La montagne ne peut se résumer à un simple accident géomorphologique. Elle est depuis longtemps un enjeu majeur de la société française. Au départ, elle n’était qu’un no man’s land aux marges du territoire, un espace sauvage et hostile qui ne sera réellement exploré et conquis qu’au XVIIIème siècle par une première vague de touristes (scientifiques, alpinistes…). A partir de cette époque pionnière, la montagne va être considérée comme un capital à exploiter.
Si l’agriculture décline et qu’un exode rural se développe, on va tout de même essayer d’en faire un territoire prospère. Dans un premier temps, cela passe par l’industrialisation : mine, métallurgie, électricité hydraulique… Dans un second temps, on va découvrir avec le ski alpin un nouvel “ or blanc ”. Pour sauver l’économie montagnarde, on va chercher à valoriser les ressources immenses que semble offrir la neige. Les années soixante vont voir se multiplier les stations de sports d’hiver dont les équipements massifs et coûteux vont lourdement marquer les paysages.
Mais ce mouvement va vite trouver ses limites. D’abord les aménagements ne se révèlent pas aussi rentables que prévu. Ensuite, dès les années soixante-dix, des voix s’élèvent pour refuser le “ tout tourisme ” d’hiver et son impact écologique.
Face à l’urbanisation du milieu montagnard, on va créer un habitat rustique et des parcs nationaux. Ces sanctuaires sont censés préserver la nature à l’état originel. Le milieu montagnard acquiert alors une fonction éducative, permettant de s’y ressourcer et d’y découvrir une faune et une flore originale.
Face à la dictature du ski alpin, on va diversifier les activités de pleine nature.

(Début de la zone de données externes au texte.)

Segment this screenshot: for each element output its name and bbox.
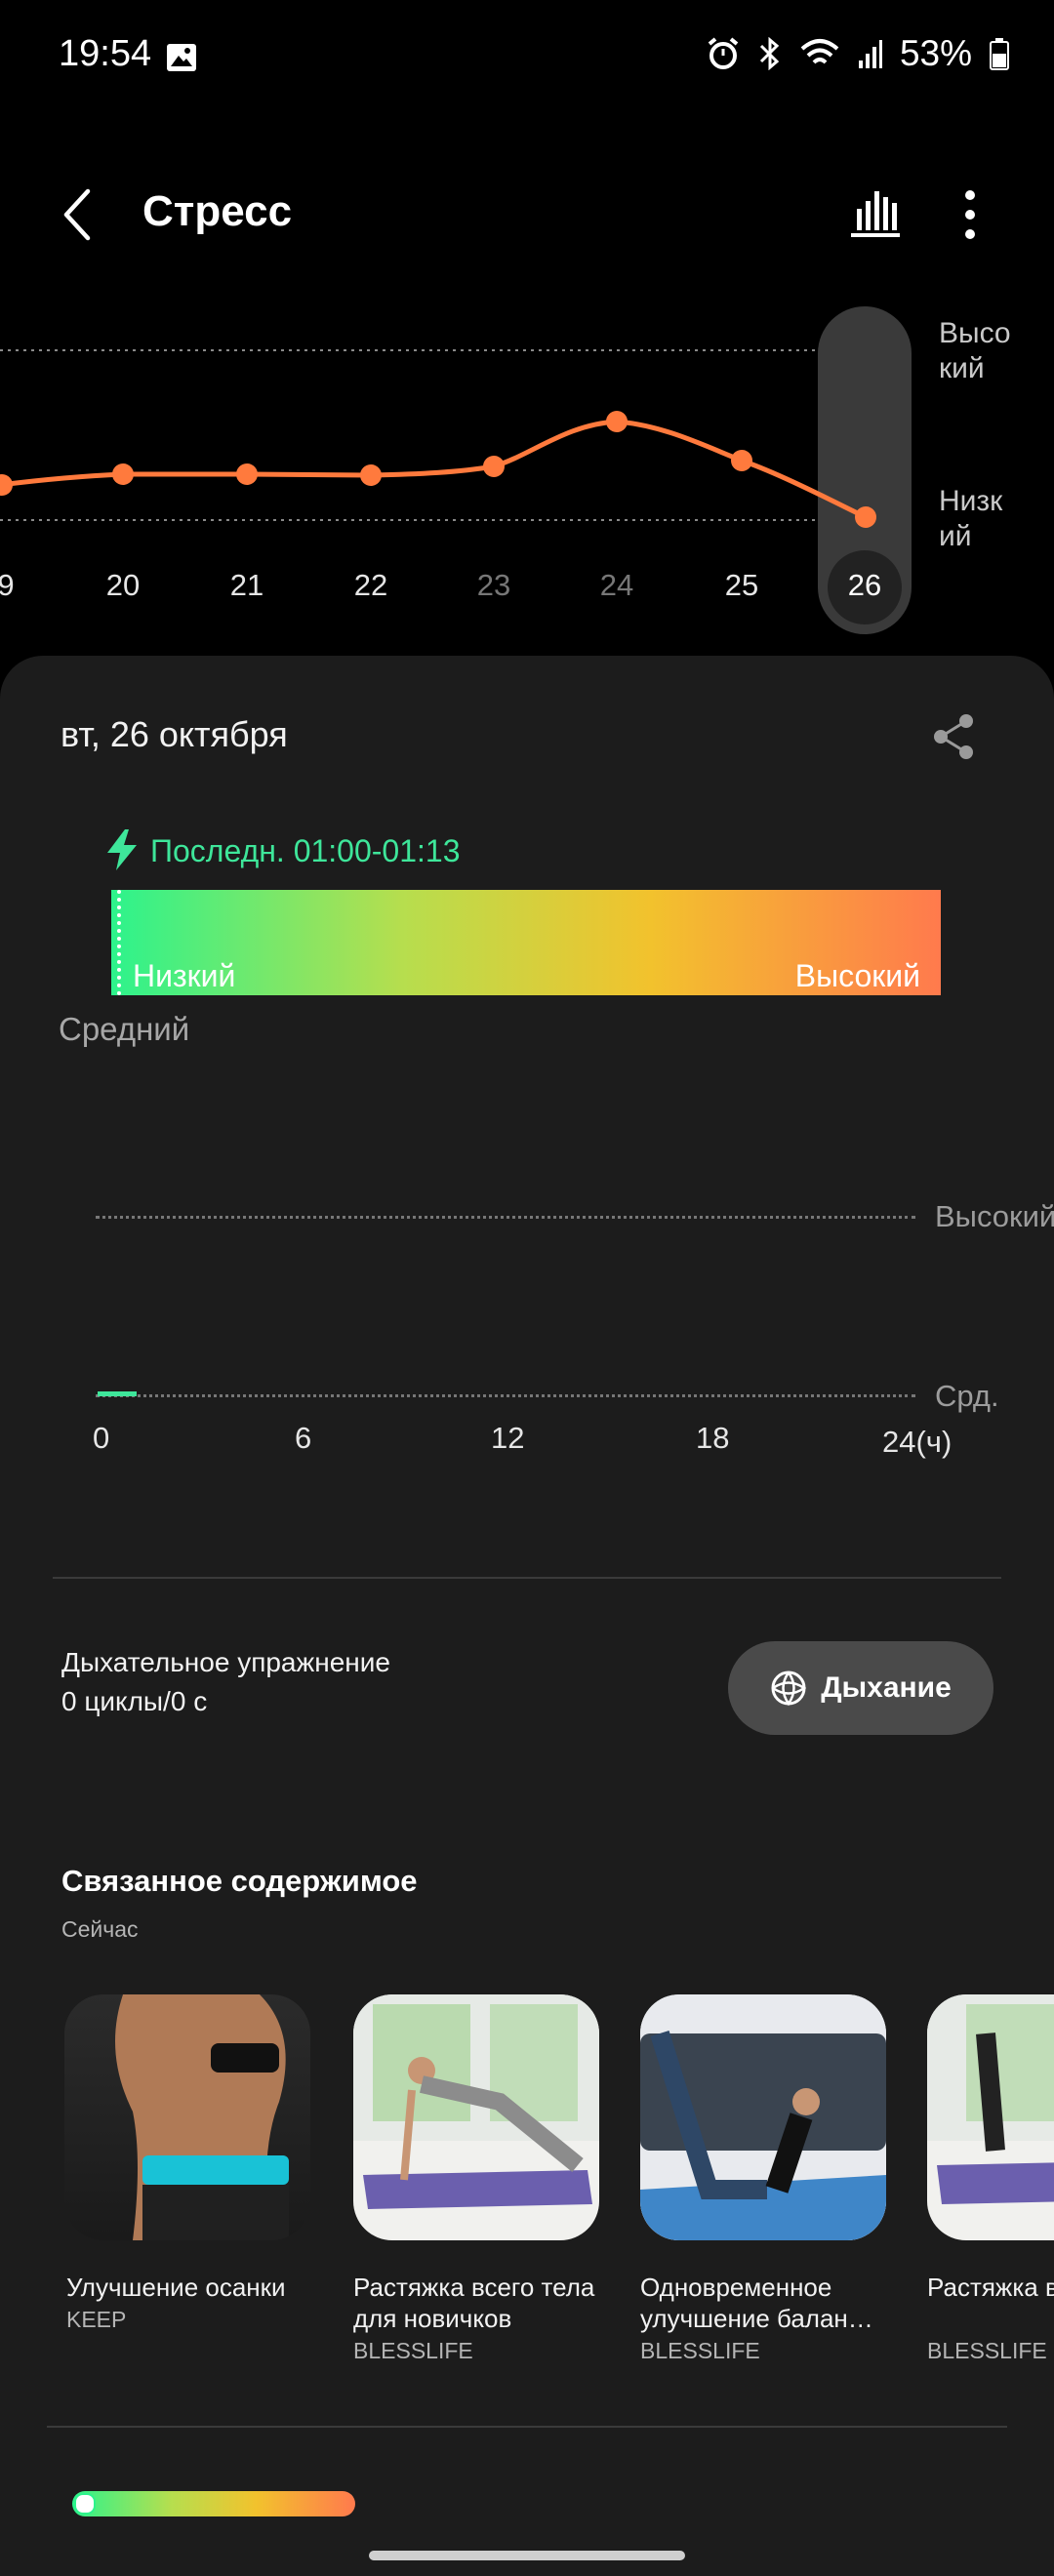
scale-low-label: Низкий	[133, 958, 236, 993]
tile-source: BLESSLIFE	[927, 2338, 1047, 2363]
tile-thumbnail[interactable]	[927, 1994, 1054, 2240]
trend-point	[112, 463, 134, 485]
signal-icon	[858, 40, 882, 68]
mini-stress-bar	[72, 2491, 355, 2516]
mini-bar-marker	[74, 2493, 96, 2515]
trend-point	[236, 463, 258, 485]
tile-thumbnail[interactable]	[353, 1994, 599, 2240]
breathing-button-label: Дыхание	[821, 1671, 952, 1704]
trend-high-label: Высо кий	[939, 317, 1011, 384]
date-title: вт, 26 октября	[61, 714, 288, 754]
tile-thumbnail[interactable]	[64, 1994, 310, 2240]
divider	[53, 1577, 1001, 1579]
tile-title[interactable]: Одновременное улучшение балан…	[640, 2272, 904, 2334]
chart-mid-label: Срд.	[935, 1379, 999, 1413]
current-marker	[117, 890, 121, 995]
battery-icon	[990, 38, 1009, 70]
tile-source: KEEP	[66, 2307, 127, 2332]
trend-point	[606, 411, 628, 432]
trend-low-label: Низк ий	[939, 485, 1003, 552]
average-label: Средний	[59, 1011, 190, 1047]
home-indicator[interactable]	[369, 2551, 685, 2560]
tile-clip: Растяжка всего тела BLESSLIFE	[927, 1994, 1054, 2385]
tile-source: BLESSLIFE	[640, 2338, 760, 2363]
day-label[interactable]: 9	[0, 568, 35, 603]
trend-point	[855, 506, 876, 528]
back-arrow-icon[interactable]	[61, 187, 94, 242]
page-title: Стресс	[142, 187, 293, 235]
day-label[interactable]: 23	[465, 568, 523, 603]
trend-line-chart	[0, 349, 876, 528]
latest-measurement: Последн. 01:00-01:13	[150, 833, 461, 868]
tile-thumbnail[interactable]	[640, 1994, 886, 2240]
stretch-photo	[353, 1994, 599, 2209]
bluetooth-icon	[759, 37, 780, 70]
trend-point	[0, 474, 13, 496]
hour-label: 18	[696, 1421, 730, 1455]
chart-high-label: Высокий	[935, 1199, 1054, 1233]
more-options-icon[interactable]	[962, 189, 978, 240]
trend-point	[360, 464, 382, 486]
hour-label: 0	[93, 1421, 110, 1455]
day-label[interactable]: 25	[712, 568, 771, 603]
trend-chart: Высо кий Низк ий 9 20 21 22 23 24 25 26	[0, 293, 1054, 654]
related-subtitle: Сейчас	[61, 1916, 139, 1942]
status-bar: 19:54 53%	[0, 0, 1054, 117]
day-label[interactable]: 20	[94, 568, 152, 603]
mid-gridline	[96, 1394, 915, 1397]
scale-high-label: Высокий	[794, 958, 920, 993]
lightning-icon	[107, 829, 137, 870]
high-gridline	[96, 1216, 915, 1219]
wifi-icon	[800, 39, 839, 64]
breathing-icon	[771, 1670, 807, 1707]
day-label[interactable]: 21	[218, 568, 276, 603]
stretch-photo	[927, 1994, 1054, 2204]
breathing-title: Дыхательное упражнение	[61, 1647, 390, 1677]
tile-title[interactable]: Растяжка всего тела	[927, 2272, 1054, 2303]
image-icon	[167, 44, 196, 71]
breathing-button[interactable]: Дыхание	[728, 1641, 993, 1735]
trend-point	[483, 456, 505, 477]
divider	[47, 2426, 1007, 2428]
hour-label: 24(ч)	[882, 1425, 953, 1459]
day-label[interactable]: 24	[588, 568, 646, 603]
hour-label: 12	[491, 1421, 525, 1455]
stress-reading-mark	[98, 1391, 137, 1396]
day-label[interactable]: 22	[342, 568, 400, 603]
tile-title[interactable]: Растяжка всего тела для новичков	[353, 2272, 617, 2334]
share-icon[interactable]	[931, 712, 976, 761]
posture-photo	[115, 1994, 289, 2240]
battery-percent: 53%	[899, 33, 972, 73]
status-time: 19:54	[59, 33, 152, 74]
day-label-selected[interactable]: 26	[835, 568, 894, 603]
tile-source: BLESSLIFE	[353, 2338, 473, 2363]
balance-photo	[640, 1994, 886, 2240]
tile-title[interactable]: Улучшение осанки	[66, 2272, 330, 2303]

Ces dernières vont exploser dans les années quatre-vingt : augmentation du nombre de pratiquants, multiplication des disciplines. Faisant fi des remontées mécaniques, beaucoup d’entre elles passent par un contact direct avec le milieu naturel (randonnée pédestre, en raquette, ski de fond, escalade, canyonisme…). Exigeant moins d’équipement, elles sont au demeurant beaucoup moins coûteuses, donc accessibles à une population moins aisée.
Face à la logique sportive hivernale, on va réhabiliter les traditions locales et valoriser un tourisme estival. Le tourisme “ vert ” n’est plus seulement sportif, il se veut culturel. Ainsi le patrimoine montagnard va être revalorisé à travers les musées, les marchés locaux (et les productions de terroir), cérémonies, gastronomie, architecture…
Cherchant une articulation harmonieuse entre société, économie et environnement, ce mouvement peut être qualifié de tourisme durable. Et c’est pleinement dans cette tendance que s’inscrit le projet de l’association Montagne Pour Tous.